At the outbreak of the Civil War, Walton and four of five batteries went East to serve in Virginia. After fighting at the First Battle of Manassas, Walton and his command were assigned to James Longstreet's forces. These batteries served in the Peninsula Campaign, at Second Manassas, and Antietam. Walton commanded the batteries on Marye's Heights during the Battle of Fredericksburg and the Chancellorsville Campaign. He commanded the artillery reserve of the First Corps artillery and was offended when at Gettysburg a subordinate Colonel E. Porter Alexander was placed in charge of the artillery preparation for Pickett's Charge on July 3, 1863.

When the bulk of Longstreet's First Corps were sent to Georgia, only a portion of the artillery was sent with it.
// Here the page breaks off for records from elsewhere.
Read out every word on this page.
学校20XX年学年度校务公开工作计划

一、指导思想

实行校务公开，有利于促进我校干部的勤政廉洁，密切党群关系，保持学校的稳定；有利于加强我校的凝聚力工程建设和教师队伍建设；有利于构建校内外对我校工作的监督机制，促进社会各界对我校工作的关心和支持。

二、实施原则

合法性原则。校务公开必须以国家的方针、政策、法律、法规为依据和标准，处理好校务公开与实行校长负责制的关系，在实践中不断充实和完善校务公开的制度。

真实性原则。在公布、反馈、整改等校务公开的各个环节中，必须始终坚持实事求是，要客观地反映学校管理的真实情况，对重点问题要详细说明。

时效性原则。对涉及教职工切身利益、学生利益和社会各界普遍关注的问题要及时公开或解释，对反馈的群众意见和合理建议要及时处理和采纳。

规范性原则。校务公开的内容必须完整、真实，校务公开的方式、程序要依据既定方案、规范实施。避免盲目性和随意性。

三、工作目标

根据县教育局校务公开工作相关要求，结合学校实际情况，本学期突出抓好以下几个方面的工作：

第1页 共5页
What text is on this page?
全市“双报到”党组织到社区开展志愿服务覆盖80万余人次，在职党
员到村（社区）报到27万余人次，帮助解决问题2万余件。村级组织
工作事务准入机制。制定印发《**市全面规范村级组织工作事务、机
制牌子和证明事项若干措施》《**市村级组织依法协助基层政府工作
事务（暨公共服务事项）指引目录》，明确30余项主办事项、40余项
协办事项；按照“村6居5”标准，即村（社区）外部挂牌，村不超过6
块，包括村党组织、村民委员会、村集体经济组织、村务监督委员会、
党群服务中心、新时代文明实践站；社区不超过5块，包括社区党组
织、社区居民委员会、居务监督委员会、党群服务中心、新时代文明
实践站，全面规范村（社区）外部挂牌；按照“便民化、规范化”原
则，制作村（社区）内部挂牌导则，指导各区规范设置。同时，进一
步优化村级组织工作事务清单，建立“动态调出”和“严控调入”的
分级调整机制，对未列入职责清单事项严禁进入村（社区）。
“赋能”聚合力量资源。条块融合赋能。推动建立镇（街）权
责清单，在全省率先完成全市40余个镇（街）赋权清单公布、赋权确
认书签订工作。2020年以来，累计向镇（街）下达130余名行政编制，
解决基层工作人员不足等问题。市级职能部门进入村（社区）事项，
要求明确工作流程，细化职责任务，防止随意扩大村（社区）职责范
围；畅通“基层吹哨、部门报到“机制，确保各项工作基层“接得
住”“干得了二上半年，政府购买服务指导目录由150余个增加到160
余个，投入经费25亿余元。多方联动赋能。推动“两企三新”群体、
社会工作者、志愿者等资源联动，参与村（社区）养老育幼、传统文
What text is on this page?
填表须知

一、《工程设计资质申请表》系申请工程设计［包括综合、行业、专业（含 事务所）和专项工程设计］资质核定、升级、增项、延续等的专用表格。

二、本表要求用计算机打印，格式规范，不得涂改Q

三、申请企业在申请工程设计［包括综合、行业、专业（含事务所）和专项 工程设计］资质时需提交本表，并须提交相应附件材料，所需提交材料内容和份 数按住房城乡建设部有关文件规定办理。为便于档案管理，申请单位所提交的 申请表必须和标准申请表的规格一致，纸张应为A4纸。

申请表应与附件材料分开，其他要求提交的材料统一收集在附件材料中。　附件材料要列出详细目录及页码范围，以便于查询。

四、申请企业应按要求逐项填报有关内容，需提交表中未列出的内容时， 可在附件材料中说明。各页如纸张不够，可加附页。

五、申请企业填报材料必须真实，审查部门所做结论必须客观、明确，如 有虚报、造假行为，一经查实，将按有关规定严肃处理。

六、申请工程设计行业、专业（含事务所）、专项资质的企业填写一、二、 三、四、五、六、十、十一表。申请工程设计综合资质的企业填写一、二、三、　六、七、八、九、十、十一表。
Walton held several positions in southern Virginia during the absence of his guns. Walton worked to improve artillery formations and drills, it was during this time that he rose to the rank of Colonel after an act was passed through the congress of the Confederacy, making him the highest ranking artillery officer in the Confederacy. A prominent accomplishment of his was the design for the Hanging Tigers Head used as a badge by the Washington Artillery. He resigned on July 18, 1864 and returned to his business as a merchant.

==Family life==

Walton's son, James B. Jr., was a student at Virginia Military Institute class of 1865 who resigned to join the Confederacy in 1861.